Le porte-parole du PP fustige le manque de cohérence de Pedro Snchez lors de « l’accueil du Verseau » en 2018 et du « retour en masse » désormais mineurs
L’ONU a statué ce dimanche sur le rapatriement des mineurs marocains que l’Espagne a commencé vendredi dernier de Ceuta vers la ville de Matril.

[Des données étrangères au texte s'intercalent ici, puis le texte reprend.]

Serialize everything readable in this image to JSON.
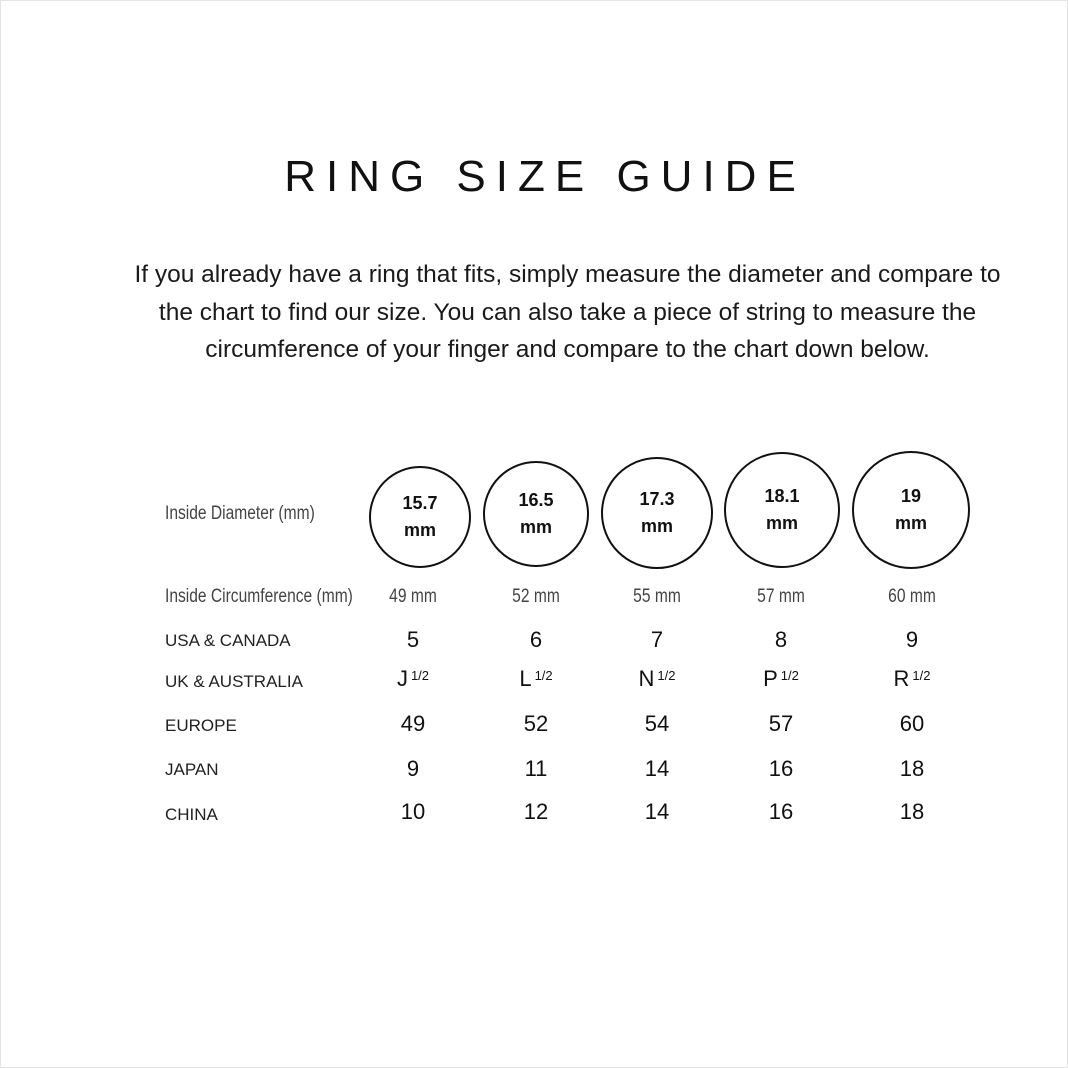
{
  "title": "RING SIZE GUIDE",
  "intro": "If you already have a ring that fits, simply measure the  diameter and compare to the chart to find our size. You can also take a piece of string to measure the circumference of your finger and compare to the chart down below.",
  "rows": {
    "diameter": "Inside Diameter (mm)",
    "circumference": "Inside Circumference (mm)",
    "usa": "USA & CANADA",
    "uk": "UK & AUSTRALIA",
    "europe": "EUROPE",
    "japan": "JAPAN",
    "china": "CHINA"
  },
  "sizes": [
    {
      "diameter": "15.7",
      "unit": "mm",
      "circumference": "49 mm",
      "usa": "5",
      "uk": "J",
      "uk_half": "1/2",
      "europe": "49",
      "japan": "9",
      "china": "10"
    },
    {
      "diameter": "16.5",
      "unit": "mm",
      "circumference": "52 mm",
      "usa": "6",
      "uk": "L",
      "uk_half": "1/2",
      "europe": "52",
      "japan": "11",
      "china": "12"
    },
    {
      "diameter": "17.3",
      "unit": "mm",
      "circumference": "55 mm",
      "usa": "7",
      "uk": "N",
      "uk_half": "1/2",
      "europe": "54",
      "japan": "14",
      "china": "14"
    },
    {
      "diameter": "18.1",
      "unit": "mm",
      "circumference": "57 mm",
      "usa": "8",
      "uk": "P",
      "uk_half": "1/2",
      "europe": "57",
      "japan": "16",
      "china": "16"
    },
    {
      "diameter": "19",
      "unit": "mm",
      "circumference": "60 mm",
      "usa": "9",
      "uk": "R",
      "uk_half": "1/2",
      "europe": "60",
      "japan": "18",
      "china": "18"
    }
  ]
}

Le responsable de l’organisation spécialisée dans les droits humains des immigrés, Felipe González, a dénoncé que ces retours « violent le droit international ».
« Les retours sans avoir terminé la procédure pour déterminer l’intérêt supérieur de l’enfant violent le droit international », a écrit Gonzlez sur son compte Twitter, au troisième jour des rapatriements de mineurs ordonnés par le ministère de l’Intérieur et un jour après le procureur général de l’État. annoncera l’ouverture d’une enquête sur les performances du département dirigé par Fernando Grande-Marlaska.

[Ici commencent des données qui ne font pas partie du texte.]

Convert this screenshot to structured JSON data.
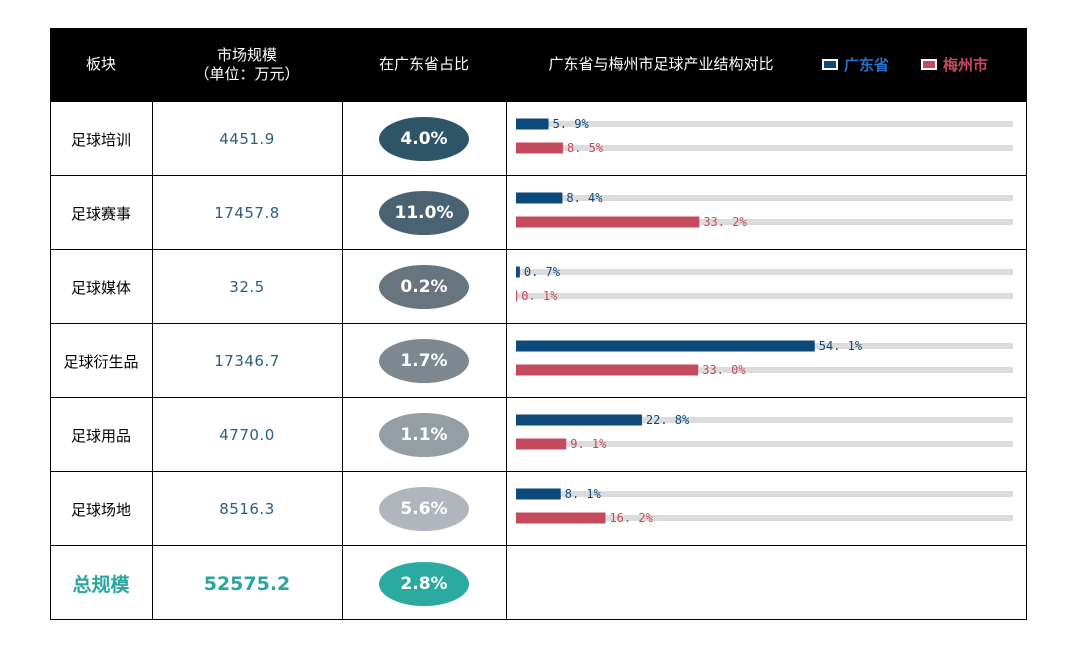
{
  "header": {
    "col_sector": "板块",
    "col_market_line1": "市场规模",
    "col_market_line2": "（单位：万元）",
    "col_share": "在广东省占比",
    "col_compare": "广东省与梅州市足球产业结构对比",
    "legend": [
      {
        "label": "广东省",
        "color": "#0d4a7c"
      },
      {
        "label": "梅州市",
        "color": "#c54a5e"
      }
    ]
  },
  "rows": [
    {
      "sector": "足球培训",
      "market": "4451.9",
      "share": "4.0%",
      "pill_color": "#2e5468"
    },
    {
      "sector": "足球赛事",
      "market": "17457.8",
      "share": "11.0%",
      "pill_color": "#4a6373"
    },
    {
      "sector": "足球媒体",
      "market": "32.5",
      "share": "0.2%",
      "pill_color": "#67757f"
    },
    {
      "sector": "足球衍生品",
      "market": "17346.7",
      "share": "1.7%",
      "pill_color": "#7d8891"
    },
    {
      "sector": "足球用品",
      "market": "4770.0",
      "share": "1.1%",
      "pill_color": "#959da5"
    },
    {
      "sector": "足球场地",
      "market": "8516.3",
      "share": "5.6%",
      "pill_color": "#b1b5bd"
    }
  ],
  "total": {
    "label": "总规模",
    "market": "52575.2",
    "share": "2.8%",
    "pill_color": "#2aaaa0"
  },
  "chart_data": {
    "type": "bar",
    "orientation": "horizontal",
    "title": "广东省与梅州市足球产业结构对比",
    "unit": "%",
    "xlim": [
      0,
      90
    ],
    "categories": [
      "足球培训",
      "足球赛事",
      "足球媒体",
      "足球衍生品",
      "足球用品",
      "足球场地"
    ],
    "series": [
      {
        "name": "广东省",
        "color": "#0d4a7c",
        "values": [
          5.9,
          8.4,
          0.7,
          54.1,
          22.8,
          8.1
        ],
        "labels": [
          "5. 9%",
          "8. 4%",
          "0. 7%",
          "54. 1%",
          "22. 8%",
          "8. 1%"
        ]
      },
      {
        "name": "梅州市",
        "color": "#c54a5e",
        "values": [
          8.5,
          33.2,
          0.1,
          33.0,
          9.1,
          16.2
        ],
        "labels": [
          "8. 5%",
          "33. 2%",
          "0. 1%",
          "33. 0%",
          "9. 1%",
          "16. 2%"
        ]
      }
    ]
  }
}
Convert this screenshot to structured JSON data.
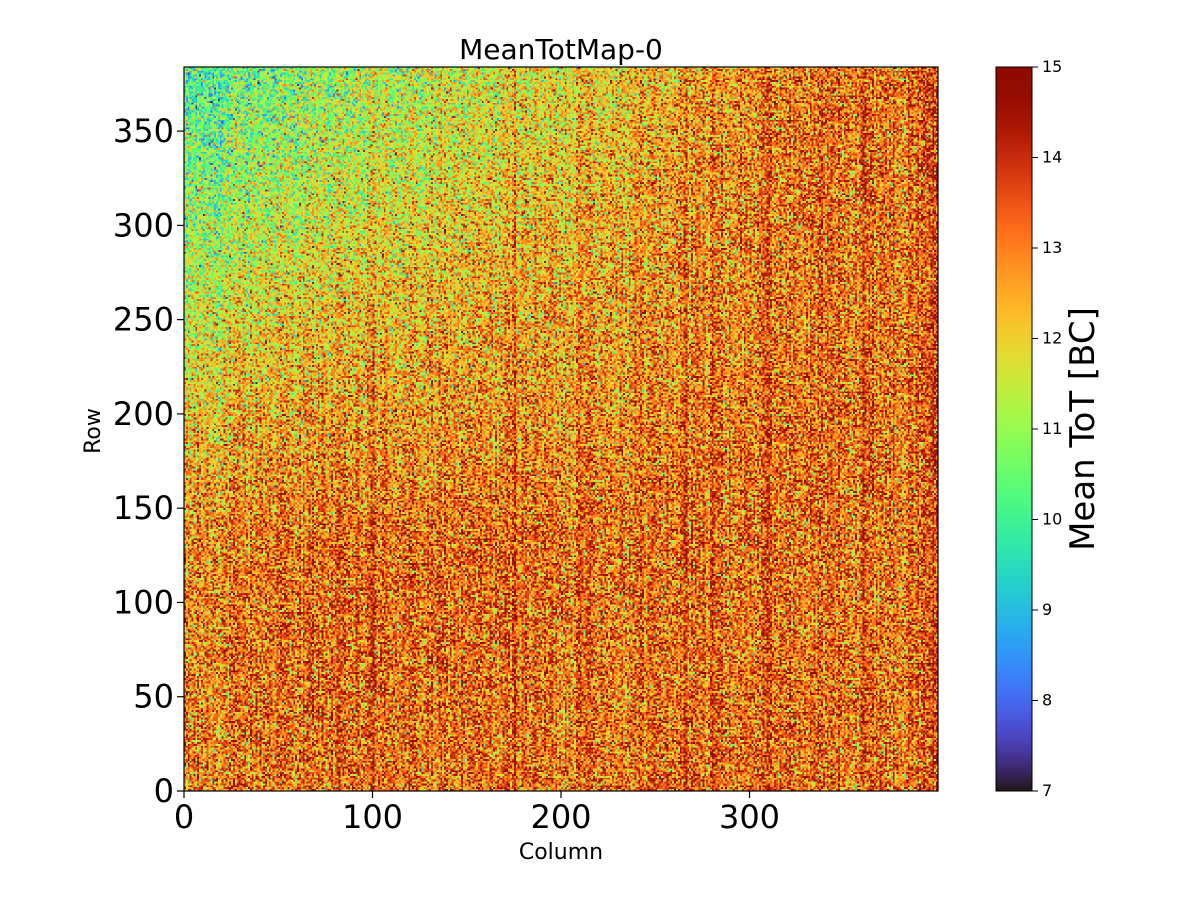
{
  "chart_data": {
    "type": "heatmap",
    "title": "MeanTotMap-0",
    "xlabel": "Column",
    "ylabel": "Row",
    "x_range": [
      0,
      400
    ],
    "y_range": [
      0,
      384
    ],
    "x_ticks": [
      0,
      100,
      200,
      300
    ],
    "y_ticks": [
      0,
      50,
      100,
      150,
      200,
      250,
      300,
      350
    ],
    "colorbar": {
      "label": "Mean ToT [BC]",
      "range": [
        7,
        15
      ],
      "ticks": [
        7,
        8,
        9,
        10,
        11,
        12,
        13,
        14,
        15
      ],
      "colormap": "turbo"
    },
    "description": "Per-pixel mean ToT on a 400 x 384 matrix; most values 11-15 BC, lower values (about 10-11) toward the upper-left, vertical darker-red stripes near columns 100, 175, 215, 265, 280, 310, 360",
    "value_model": {
      "base_mean": 13.2,
      "upper_left_low_value": 11.0,
      "noise_sigma": 1.1,
      "stripe_columns": [
        100,
        175,
        215,
        265,
        280,
        310,
        360
      ],
      "stripe_boost": 0.8
    }
  }
}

De son côté, le porte-parole national du PP, Jos Luis Martnez-Almeida, a critiqué le manque de cohérence du Premier ministre, Pedro Snchez, d’être passé « d’hôte de la Verseau de renvoyer en masse des mineurs au Maroc », faisant référence au navire arrivé en Espagne en 2018 avec 629 immigrés à bord et au rapatriement des garçons et filles marocains hébergés à Ceuta depuis mai dernier, rapporte Europe Presse.
« Il est impossible de gouverner quand une chose est dite et le contraire est fait », a déclaré le maire de Madrid après les actes de la fête de la Virgen de la Paloma. Martnez-Almeida comprend également que les différends internes entre les partenaires gouvernementaux nuisent à « l’image de l’Espagne » en voyant comment « le PSOE et Podemos se serrent les coudes ».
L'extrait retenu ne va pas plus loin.